Living Atlas Pipelines extensions
This project is proof of concept quality code aimed at identifying work required to use of pipelines as a replacement to biocache-store for data ingress.
Architecture
For details on the GBIF implementation, see the pipelines github repository. This project is focussed on extension to that architecture to support use by the living atlases.
Above is a representation of the data flow from source data in Darwin core archives supplied by data providers, to the API access to these data via the biocache-service component.
Within the "Interpreted AVRO" box is a list of "transforms" each of which take the source data and produce an isolated output in a AVRO formatted file.
GBIF's pipelines already supports a number of core transforms for handling biodiversity occurrence data.

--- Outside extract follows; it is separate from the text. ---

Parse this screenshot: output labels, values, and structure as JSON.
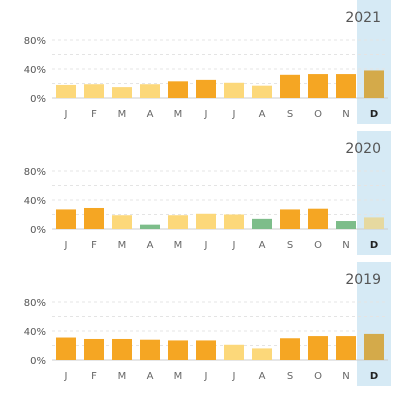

The intention is to make us of these transforms "as-is" which effectively perform the very similar functionality to what is supported by the biocache-store project (ALA's current ingress library for occurrence data).

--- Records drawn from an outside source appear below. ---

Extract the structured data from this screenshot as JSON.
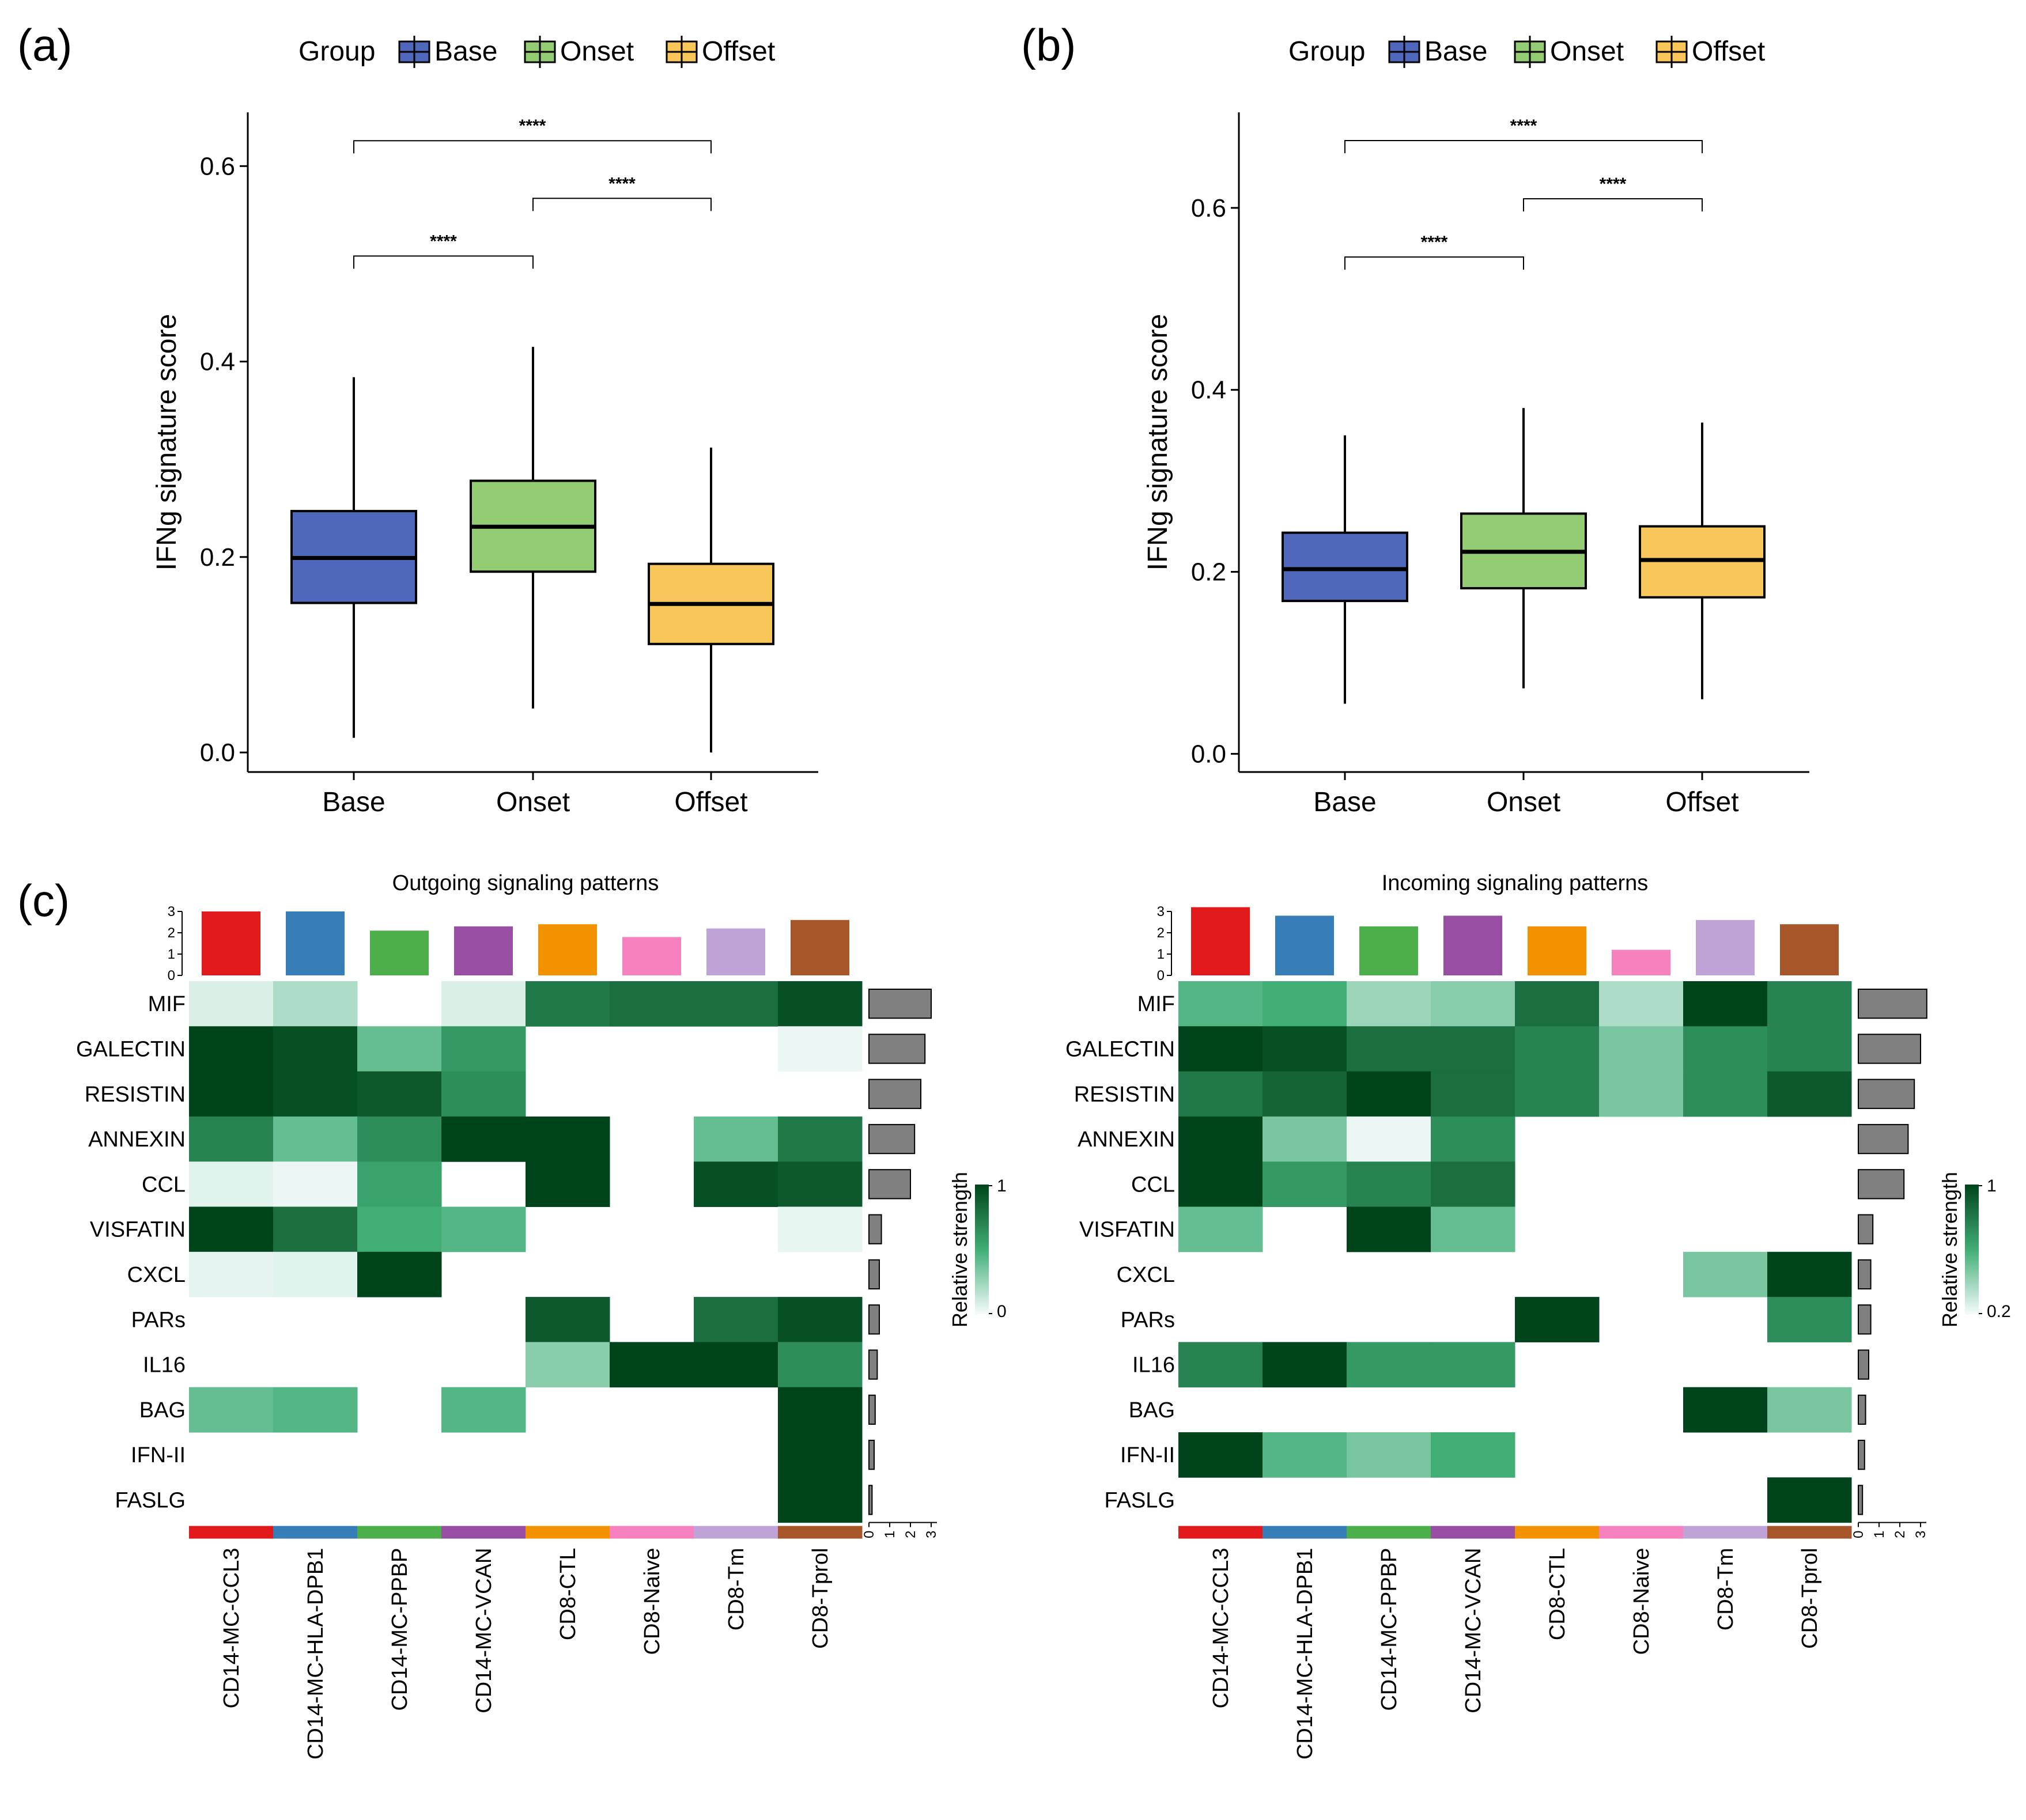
{
  "panel_labels": [
    "(a)",
    "(b)",
    "(c)"
  ],
  "legend": {
    "title": "Group",
    "items": [
      {
        "label": "Base",
        "color": "#4F68BC"
      },
      {
        "label": "Onset",
        "color": "#93CC72"
      },
      {
        "label": "Offset",
        "color": "#F8C659"
      }
    ]
  },
  "chart_data": [
    {
      "type": "box",
      "panel": "(a)",
      "ylabel": "IFNg signature score",
      "ylim": [
        -0.02,
        0.655
      ],
      "yticks": [
        0.0,
        0.2,
        0.4,
        0.6
      ],
      "ytick_labels": [
        "0.0",
        "0.2",
        "0.4",
        "0.6"
      ],
      "categories": [
        "Base",
        "Onset",
        "Offset"
      ],
      "colors": [
        "#4F68BC",
        "#93CC72",
        "#F8C659"
      ],
      "boxes": [
        {
          "whisker_low": 0.015,
          "q1": 0.153,
          "median": 0.199,
          "q3": 0.247,
          "whisker_high": 0.384
        },
        {
          "whisker_low": 0.045,
          "q1": 0.185,
          "median": 0.231,
          "q3": 0.278,
          "whisker_high": 0.415
        },
        {
          "whisker_low": 0.0,
          "q1": 0.111,
          "median": 0.152,
          "q3": 0.193,
          "whisker_high": 0.312
        }
      ],
      "comparisons": [
        {
          "from": 0,
          "to": 1,
          "y": 0.508,
          "label": "****"
        },
        {
          "from": 1,
          "to": 2,
          "y": 0.567,
          "label": "****"
        },
        {
          "from": 0,
          "to": 2,
          "y": 0.626,
          "label": "****"
        }
      ]
    },
    {
      "type": "box",
      "panel": "(b)",
      "ylabel": "IFNg signature score",
      "ylim": [
        -0.02,
        0.705
      ],
      "yticks": [
        0.0,
        0.2,
        0.4,
        0.6
      ],
      "ytick_labels": [
        "0.0",
        "0.2",
        "0.4",
        "0.6"
      ],
      "categories": [
        "Base",
        "Onset",
        "Offset"
      ],
      "colors": [
        "#4F68BC",
        "#93CC72",
        "#F8C659"
      ],
      "boxes": [
        {
          "whisker_low": 0.055,
          "q1": 0.168,
          "median": 0.203,
          "q3": 0.243,
          "whisker_high": 0.35
        },
        {
          "whisker_low": 0.072,
          "q1": 0.182,
          "median": 0.222,
          "q3": 0.264,
          "whisker_high": 0.38
        },
        {
          "whisker_low": 0.06,
          "q1": 0.172,
          "median": 0.213,
          "q3": 0.25,
          "whisker_high": 0.364
        }
      ],
      "comparisons": [
        {
          "from": 0,
          "to": 1,
          "y": 0.546,
          "label": "****"
        },
        {
          "from": 1,
          "to": 2,
          "y": 0.61,
          "label": "****"
        },
        {
          "from": 0,
          "to": 2,
          "y": 0.674,
          "label": "****"
        }
      ]
    },
    {
      "type": "heatmap",
      "panel": "(c)",
      "title": "Outgoing signaling patterns",
      "rows": [
        "MIF",
        "GALECTIN",
        "RESISTIN",
        "ANNEXIN",
        "CCL",
        "VISFATIN",
        "CXCL",
        "PARs",
        "IL16",
        "BAG",
        "IFN-II",
        "FASLG"
      ],
      "highlight_row": "IFN-II",
      "highlight_color": "#E31A1C",
      "columns": [
        "CD14-MC-CCL3",
        "CD14-MC-HLA-DPB1",
        "CD14-MC-PPBP",
        "CD14-MC-VCAN",
        "CD8-CTL",
        "CD8-Naive",
        "CD8-Tm",
        "CD8-Tprol"
      ],
      "column_colors": [
        "#E31A1C",
        "#377EB8",
        "#4DAF4A",
        "#984EA3",
        "#F39200",
        "#F781BF",
        "#BFA2D6",
        "#A65628"
      ],
      "column_totals": [
        3.0,
        3.0,
        2.1,
        2.3,
        2.4,
        1.8,
        2.2,
        2.6
      ],
      "row_totals": [
        3.0,
        2.7,
        2.5,
        2.2,
        2.0,
        0.6,
        0.5,
        0.5,
        0.4,
        0.3,
        0.25,
        0.15
      ],
      "top_axis_ticks": [
        "0",
        "1",
        "2",
        "3"
      ],
      "right_axis_ticks": [
        "0",
        "1",
        "2",
        "3"
      ],
      "colorbar": {
        "title": "Relative strength",
        "min_label": "0",
        "max_label": "1",
        "low_color": "#F7FCFD",
        "high_color": "#00441B"
      },
      "values": [
        [
          0.08,
          0.2,
          null,
          0.08,
          0.75,
          0.8,
          0.8,
          0.95
        ],
        [
          1.0,
          0.95,
          0.4,
          0.6,
          null,
          null,
          null,
          0.03
        ],
        [
          1.0,
          0.95,
          0.9,
          0.65,
          null,
          null,
          null,
          null
        ],
        [
          0.7,
          0.4,
          0.65,
          1.0,
          1.0,
          null,
          0.4,
          0.75
        ],
        [
          0.06,
          0.03,
          0.55,
          null,
          1.0,
          null,
          0.95,
          0.9
        ],
        [
          1.0,
          0.8,
          0.5,
          0.45,
          null,
          null,
          null,
          0.04
        ],
        [
          0.05,
          0.06,
          1.0,
          null,
          null,
          null,
          null,
          null
        ],
        [
          null,
          null,
          null,
          null,
          0.9,
          null,
          0.8,
          0.95
        ],
        [
          null,
          null,
          null,
          null,
          0.3,
          1.0,
          1.0,
          0.65
        ],
        [
          0.4,
          0.45,
          null,
          0.45,
          null,
          null,
          null,
          1.0
        ],
        [
          null,
          null,
          null,
          null,
          null,
          null,
          null,
          1.0
        ],
        [
          null,
          null,
          null,
          null,
          null,
          null,
          null,
          1.0
        ]
      ]
    },
    {
      "type": "heatmap",
      "panel": "(c)",
      "title": "Incoming signaling patterns",
      "rows": [
        "MIF",
        "GALECTIN",
        "RESISTIN",
        "ANNEXIN",
        "CCL",
        "VISFATIN",
        "CXCL",
        "PARs",
        "IL16",
        "BAG",
        "IFN-II",
        "FASLG"
      ],
      "highlight_row": "IFN-II",
      "highlight_color": "#E31A1C",
      "columns": [
        "CD14-MC-CCL3",
        "CD14-MC-HLA-DPB1",
        "CD14-MC-PPBP",
        "CD14-MC-VCAN",
        "CD8-CTL",
        "CD8-Naive",
        "CD8-Tm",
        "CD8-Tprol"
      ],
      "column_colors": [
        "#E31A1C",
        "#377EB8",
        "#4DAF4A",
        "#984EA3",
        "#F39200",
        "#F781BF",
        "#BFA2D6",
        "#A65628"
      ],
      "column_totals": [
        3.2,
        2.8,
        2.3,
        2.8,
        2.3,
        1.2,
        2.6,
        2.4
      ],
      "row_totals": [
        3.3,
        3.0,
        2.7,
        2.4,
        2.2,
        0.7,
        0.6,
        0.6,
        0.5,
        0.35,
        0.3,
        0.2
      ],
      "top_axis_ticks": [
        "0",
        "1",
        "2",
        "3"
      ],
      "right_axis_ticks": [
        "0",
        "1",
        "2",
        "3"
      ],
      "colorbar": {
        "title": "Relative strength",
        "min_label": "0.2",
        "max_label": "1",
        "low_color": "#F7FCFD",
        "high_color": "#00441B"
      },
      "values": [
        [
          0.45,
          0.5,
          0.25,
          0.3,
          0.8,
          0.2,
          1.0,
          0.7
        ],
        [
          1.0,
          0.95,
          0.8,
          0.8,
          0.7,
          0.35,
          0.65,
          0.7
        ],
        [
          0.75,
          0.85,
          1.0,
          0.8,
          0.7,
          0.35,
          0.65,
          0.9
        ],
        [
          1.0,
          0.35,
          0.03,
          0.65,
          null,
          null,
          null,
          null
        ],
        [
          1.0,
          0.6,
          0.7,
          0.8,
          null,
          null,
          null,
          null
        ],
        [
          0.4,
          null,
          1.0,
          0.4,
          null,
          null,
          null,
          null
        ],
        [
          null,
          null,
          null,
          null,
          null,
          null,
          0.35,
          1.0
        ],
        [
          null,
          null,
          null,
          null,
          1.0,
          null,
          null,
          0.65
        ],
        [
          0.7,
          1.0,
          0.6,
          0.6,
          null,
          null,
          null,
          null
        ],
        [
          null,
          null,
          null,
          null,
          null,
          null,
          1.0,
          0.35
        ],
        [
          1.0,
          0.45,
          0.35,
          0.5,
          null,
          null,
          null,
          null
        ],
        [
          null,
          null,
          null,
          null,
          null,
          null,
          null,
          1.0
        ]
      ]
    }
  ]
}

This list of transforms will need to be added to backfill some of the ingress requirements of the ALA. These transforms will make use of existing ALA services:
- ALA Taxonomy transform - will make use of the existing ala-name-matching library
- Sensitive data - will make use of existing services in https://lists.ala.org.au to retrieve sensitive species rules.
- Spatial layers - will make use of existing services in https://spatial.ala.org.au/ws/ to retrieve sampled environmental and contextual values for geospatial points
- Species lists - will make use of existing services in https://lists.ala.org.au to retrieve species lists.

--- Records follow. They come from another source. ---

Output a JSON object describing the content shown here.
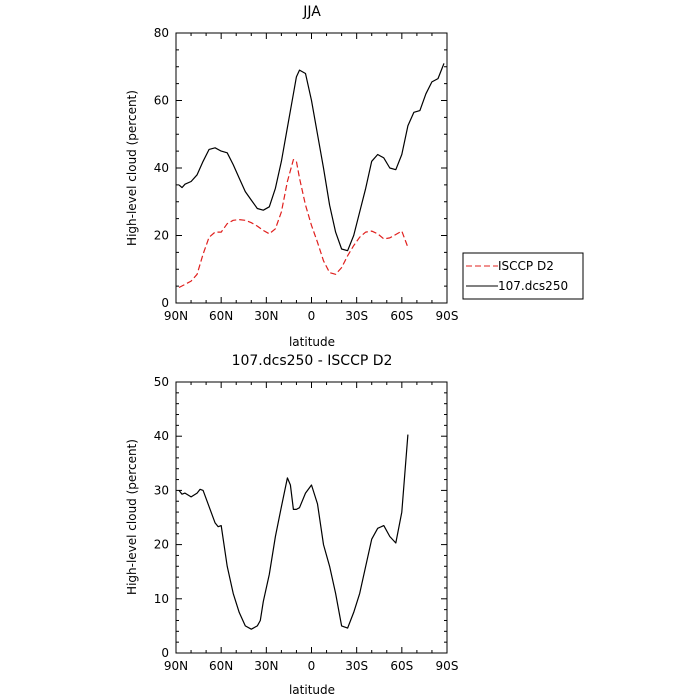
{
  "chart_data": [
    {
      "type": "line",
      "title": "JJA",
      "xlabel": "latitude",
      "ylabel": "High-level cloud (percent)",
      "xlim": [
        90,
        -90
      ],
      "ylim": [
        0,
        80
      ],
      "x_tick_values": [
        90,
        60,
        30,
        0,
        -30,
        -60,
        -90
      ],
      "x_tick_labels": [
        "90N",
        "60N",
        "30N",
        "0",
        "30S",
        "60S",
        "90S"
      ],
      "y_tick_values": [
        0,
        20,
        40,
        60,
        80
      ],
      "y_tick_labels": [
        "0",
        "20",
        "40",
        "60",
        "80"
      ],
      "legend": {
        "position": "right"
      },
      "series": [
        {
          "name": "ISCCP D2",
          "color": "#e0201e",
          "dash": "dashed",
          "x": [
            88,
            84,
            80,
            76,
            72,
            68,
            64,
            60,
            56,
            52,
            48,
            44,
            40,
            36,
            32,
            28,
            24,
            20,
            16,
            12,
            10,
            8,
            4,
            0,
            -4,
            -8,
            -12,
            -16,
            -20,
            -24,
            -28,
            -32,
            -36,
            -40,
            -44,
            -48,
            -52,
            -56,
            -60,
            -64
          ],
          "y": [
            4.6,
            5.5,
            6.5,
            8.5,
            14.5,
            19.5,
            21,
            21,
            23.5,
            24.5,
            24.7,
            24.5,
            23.8,
            22.8,
            21.5,
            20.5,
            22,
            27,
            36,
            42.5,
            42,
            37,
            29,
            23,
            18,
            12.5,
            9,
            8.5,
            10.5,
            14,
            17,
            19.5,
            21,
            21.3,
            20.5,
            19,
            19.3,
            20.3,
            21.3,
            16.5
          ]
        },
        {
          "name": "107.dcs250",
          "color": "#000000",
          "dash": "solid",
          "x": [
            88,
            86,
            84,
            80,
            76,
            72,
            68,
            64,
            60,
            56,
            52,
            48,
            44,
            40,
            36,
            32,
            28,
            24,
            20,
            16,
            12,
            10,
            8,
            4,
            0,
            -4,
            -8,
            -12,
            -16,
            -20,
            -24,
            -28,
            -32,
            -36,
            -40,
            -44,
            -48,
            -52,
            -56,
            -60,
            -64,
            -68,
            -72,
            -76,
            -80,
            -84,
            -88
          ],
          "y": [
            35,
            34.2,
            35.2,
            36,
            38,
            42,
            45.5,
            46,
            45,
            44.5,
            41,
            37,
            33,
            30.5,
            28,
            27.5,
            28.5,
            34,
            42,
            52,
            62,
            67,
            69,
            68,
            60,
            50,
            40,
            29,
            21,
            16,
            15.5,
            20,
            27,
            34,
            42,
            44,
            43,
            40,
            39.5,
            44,
            52.5,
            56.5,
            57,
            62,
            65.5,
            66.5,
            71
          ]
        }
      ]
    },
    {
      "type": "line",
      "title": "107.dcs250 - ISCCP D2",
      "xlabel": "latitude",
      "ylabel": "High-level cloud (percent)",
      "xlim": [
        90,
        -90
      ],
      "ylim": [
        0,
        50
      ],
      "x_tick_values": [
        90,
        60,
        30,
        0,
        -30,
        -60,
        -90
      ],
      "x_tick_labels": [
        "90N",
        "60N",
        "30N",
        "0",
        "30S",
        "60S",
        "90S"
      ],
      "y_tick_values": [
        0,
        10,
        20,
        30,
        40,
        50
      ],
      "y_tick_labels": [
        "0",
        "10",
        "20",
        "30",
        "40",
        "50"
      ],
      "series": [
        {
          "color": "#000000",
          "dash": "solid",
          "x": [
            88,
            86,
            84,
            80,
            76,
            74,
            72,
            68,
            64,
            62,
            60,
            56,
            52,
            48,
            44,
            40,
            36,
            34,
            32,
            28,
            24,
            20,
            16,
            14,
            12,
            10,
            8,
            4,
            0,
            -4,
            -8,
            -12,
            -16,
            -20,
            -24,
            -28,
            -32,
            -36,
            -40,
            -44,
            -48,
            -52,
            -56,
            -60,
            -64
          ],
          "y": [
            30,
            29.3,
            29.5,
            28.8,
            29.5,
            30.2,
            30,
            27,
            24,
            23.3,
            23.5,
            16,
            11,
            7.5,
            5,
            4.4,
            5,
            6,
            9.5,
            14.5,
            21.5,
            27,
            32.3,
            31,
            26.5,
            26.5,
            26.8,
            29.5,
            31,
            27.5,
            20,
            16,
            11,
            5,
            4.6,
            7.5,
            11,
            16,
            21,
            23,
            23.5,
            21.5,
            20.3,
            26,
            40.3
          ]
        }
      ]
    }
  ]
}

In addition pipelines for following will need to be developed:
- Duplicate detection
- Environmental outlier detection
- Expert distribution outliers
Prototyped so far:
- Pipeline extension to add the ALA taxonomy to the interpreted data
- Extension with Sampling information (Environmental & Contextual)
- Generation of search SOLR index compatible with biocache-service
To be done:
- Sensible use of GBIF's key/value store framework (backend storage to be identified)
- Dealing with sensitive data
- Integration with Collectory - ALA's current production metadata registry
- Integration with Lists tool
- Extensions with separate taxonomies e.g. NZOR
- Handling of images with ALA's image-service as storage
Dependent projects
The pipelines work will necessitate some minor additional API additions and change to the following components:
biocache-service
experimental/pipelines branch The aim for this proof of concept is to make very minimal changes to biocache-service, maintain the existing API and have no impact on existing services and applications.
ala-namematching-service
A simple drop wizard wrapper around the ala-name-matching library has been prototyped to support integration with pipelines.
Getting started
In the absence of ansible scripts, here are some instructions for setting up a local development environment for pipelines. These steps will load a dataset in SOLR.
Requirements of softwares:
- Java 8 - this is mandatory (see GBIF pipelines documentation)
- Maven needs work on OpenSDK 1.8 'nano ~/.mavenrc' add 'export JAVA_HOME= [JDK1.8 PATH]'
- Docker Desktop
- lombok plugin for intelliJ needs to be installed for slf4 annotation
Prerequisite services
- Run ala-namematching-service on port 9179 using the dock-compose file like so:
docker-compose -f ala-nameservice.yml up -d
You can test it by checking this url: http://localhost:9179/api/search?q=Acacia - Run solr on port 8983 using the dock-compose file like so:
docker-compose -f solr8.yml up -d
and then setup the collection using the following script:./update-solr-config.sh
You can test it by checking this url: http://localhost:8983
Run la-pipeline
- Download shape files from here and expand into
/data/pipelines-shp
directory - Download a darwin core archive (e.g. https://archives.ala.org.au/archives/gbif/dr893/dr893.zip) and expand it into
/data/biocache-load
e.g./data/biocache-load/dr893
- Create the following directory
/data/pipelines-data
- Build with maven
mvn clean install
- To convert DwCA to AVRO, run
./dwca-avro.sh dr893
- To interpret, run
./interpret-spark-embedded.sh dr893
- To mint UUIDs, run
./uuid-spark-embedded.sh dr893
- To sample run
./export-latlng.sh dr893
./sample.sh dr893
./sample-avro-embedded.sh dr893
- To index, run
./index.sh dr893
Integration Tests
Integration testing is supported using docker containers. The tests will To start the required containers, run the following:
docker-compose -f ala-nameservice.yml up -d
docker-compose -f solr8.yml up -d
To shutdown, run the following:
docker-compose -f ala-nameservice.yml kill
docker-compose -f solr8.yml kill
Code style and tools
For code style and tool see the recommendations on the GBIF pipelines project. In particular, note the project uses Project Lombok, please install Lombok plugin for Intellij IDEA.
avro-tools
is recommended to aid to development for quick views of AVRO outputs. This can be install on Macs with brew
brew install avro-tools